After about 10 days they started to show above ground. Fourteen spuds came out of that bag and all fourteen plants came up.  After 8 weeks they flowered.  This is the point at which the tubers really start to swell and ideally you should start administering a liquid feed. I didn't have any available and my nearest garden centre is about 12 miles away, so I didn't bother. You can start to harvest the potatoes from this point on, but they do continue to grow for some weeks depending on conditions. I generally wait until the leaves begin to turn yellow.

The only reason to lift potatoes is if you are worried about slugs or disease.  My soil is exceptionally quick draining alluvial sand.  Digging is a joy and slugs are not a problem, so I left them underground for a couple more weeks.
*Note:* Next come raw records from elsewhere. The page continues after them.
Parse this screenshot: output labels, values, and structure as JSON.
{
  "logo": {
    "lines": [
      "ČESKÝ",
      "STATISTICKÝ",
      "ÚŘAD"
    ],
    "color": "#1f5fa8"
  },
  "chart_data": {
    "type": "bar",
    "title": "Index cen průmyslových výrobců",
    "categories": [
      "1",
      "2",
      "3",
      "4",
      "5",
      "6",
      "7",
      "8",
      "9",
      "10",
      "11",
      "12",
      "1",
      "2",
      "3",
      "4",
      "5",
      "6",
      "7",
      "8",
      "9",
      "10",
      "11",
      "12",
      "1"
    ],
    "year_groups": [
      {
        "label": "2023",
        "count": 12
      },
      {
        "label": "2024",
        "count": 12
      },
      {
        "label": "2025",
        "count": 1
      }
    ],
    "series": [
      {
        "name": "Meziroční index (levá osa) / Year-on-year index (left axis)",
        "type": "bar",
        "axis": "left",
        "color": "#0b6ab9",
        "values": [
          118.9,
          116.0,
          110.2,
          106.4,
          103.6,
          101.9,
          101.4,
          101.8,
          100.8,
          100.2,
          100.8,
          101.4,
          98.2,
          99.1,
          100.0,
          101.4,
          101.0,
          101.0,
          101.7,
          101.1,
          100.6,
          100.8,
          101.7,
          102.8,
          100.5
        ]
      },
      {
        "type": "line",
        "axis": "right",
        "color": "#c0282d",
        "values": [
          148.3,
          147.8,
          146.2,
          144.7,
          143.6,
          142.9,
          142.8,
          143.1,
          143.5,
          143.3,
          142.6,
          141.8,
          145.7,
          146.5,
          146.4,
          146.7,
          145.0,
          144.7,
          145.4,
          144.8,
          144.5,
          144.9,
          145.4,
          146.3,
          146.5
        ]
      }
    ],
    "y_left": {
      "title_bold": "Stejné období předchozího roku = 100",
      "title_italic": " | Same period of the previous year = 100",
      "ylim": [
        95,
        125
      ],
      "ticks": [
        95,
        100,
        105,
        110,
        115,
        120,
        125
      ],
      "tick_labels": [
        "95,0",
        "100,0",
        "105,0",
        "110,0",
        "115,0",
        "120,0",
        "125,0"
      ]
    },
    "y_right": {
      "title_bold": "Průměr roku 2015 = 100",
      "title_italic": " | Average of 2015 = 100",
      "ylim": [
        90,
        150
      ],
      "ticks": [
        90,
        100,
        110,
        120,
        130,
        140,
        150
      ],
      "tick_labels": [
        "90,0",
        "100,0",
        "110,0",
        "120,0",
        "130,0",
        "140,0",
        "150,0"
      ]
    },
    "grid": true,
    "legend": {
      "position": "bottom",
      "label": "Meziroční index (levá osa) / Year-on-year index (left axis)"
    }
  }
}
I finally harvested them yesterday.

Simply stick a garden fork in to the ground a few inches to the side of the plant and prise the soil and the plant up and over to reveal the potatoes lying in the loose earth.  It still seems like magic to see beautifully formed potatoes lying where there were none a few weeks before.  Make sure you get all of the tubers out, even small ones, or they will rot and may encourage blight which would infect future plantings.  I used to get the children to rummage in the earth looking for them.  Their excitement at upturning a straggler was every bit as intense as my own when I was their age and helped my own father on his allotment.

I think my potatoes are Cara, which is a popular maincrop variety noted for being blight resistant and storing well.  I have grown them before.  They are a very versatile potato tending towards the waxy end of the spectrum and with a rich savoury taste.  I harvested 10lbs which is a decent return from my 14 seeds considering I didn't feed them.  I put them in a hessian sack in the garage where they will be both dark and cool and they should last me well in to the autumn and maybe beyond.



Now I’m not suggesting that this is the best way to grow potatoes. I am led to believe that I may have been quite lucky in avoiding pests or disease, and perhaps by feeding and earthing-up I could have improved the crop, but it does show how you should never let ignorance or fear put you off getting stuck in to the garden. After all, what’s the worst thing that can happen?